Begini
tho rasanya patah hati. Begitu
menyesakkan padahal asma sedang tidak kambuh. Seperti kebahagian direnggut
dalam satu tarikan, dan tidak akan pernah kembali lagi. Ah kalian para pujangga
lebih pintar mendeskripsikannya.
Aku
ingin bercerita mengenai cinta yang layak diperjuangkan. Entah sejak kapan, aku
meyakini bahwa menunggu juga bisa dikatakan mencinta. Menunggu dalam diam
tentunya. Menunggu kita benar-benar matang untuk bersiap mengarungi kehidupan
bersama. Maksud dalam diam adalah kau tidak pernah sekalipun menyatakan
perasaanmu padanya. Bukan karena tidak berani menyatakan, tapi lebih karena
sebuah pemahaman, jika belum siap tidak boleh kita mengutarakan isi perasaan
kita.
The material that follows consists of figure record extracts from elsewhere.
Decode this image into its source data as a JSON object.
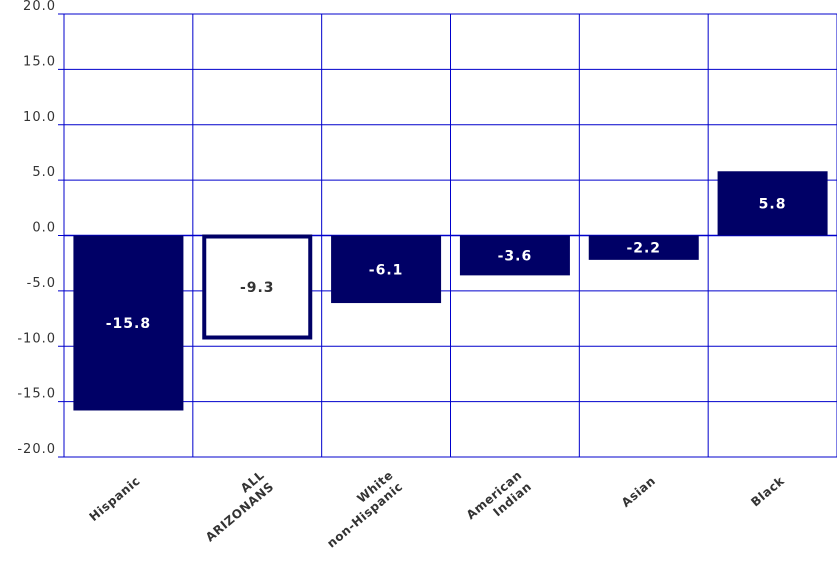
{
  "chart_data": {
    "type": "bar",
    "categories": [
      [
        "Hispanic"
      ],
      [
        "ALL",
        "ARIZONANS"
      ],
      [
        "White",
        "non-Hispanic"
      ],
      [
        "American",
        "Indian"
      ],
      [
        "Asian"
      ],
      [
        "Black"
      ]
    ],
    "values": [
      -15.8,
      -9.3,
      -6.1,
      -3.6,
      -2.2,
      5.8
    ],
    "value_labels": [
      "-15.8",
      "-9.3",
      "-6.1",
      "-3.6",
      "-2.2",
      "5.8"
    ],
    "highlight_index": 1,
    "ylim": [
      -20,
      20
    ],
    "yticks": [
      "-20.0",
      "-15.0",
      "-10.0",
      "-5.0",
      "0.0",
      "5.0",
      "10.0",
      "15.0",
      "20.0"
    ],
    "grid": true,
    "colors": {
      "bar": "#000066",
      "highlight_fill": "#ffffff",
      "highlight_border": "#000066",
      "grid": "#0000cc",
      "bar_label": "#ffffff",
      "highlight_label": "#333333"
    }
  }
}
Maka itulah yang aku lakukan, menunggu dan mempersiapkan selama hampir
dua tahun untuk mengutarakan perasaan ini.
Selama
hampir dua tahun itulah rasa dalam dada perlahan tapi pasti terpupuk harapan
setiap hari. Harapan dari sejuta kebahagiaan yang akan kita rasa bersama.
Harapan akan saling melengkapi dan menyempurnakan. Aku ingat, pada tanggal 29 Agustus
2008 lalu, aku membuat sebuah target. Insya Alloh dengan atau tanpa dia, aku
akan menikah dua tahun lagi. Jannah, namanya Jannah. Dengan atau tanpa Jannah,
Insya Alloh aku akan menikah di umur 25. Kenapa harus Jannah? Ya banyak alasan.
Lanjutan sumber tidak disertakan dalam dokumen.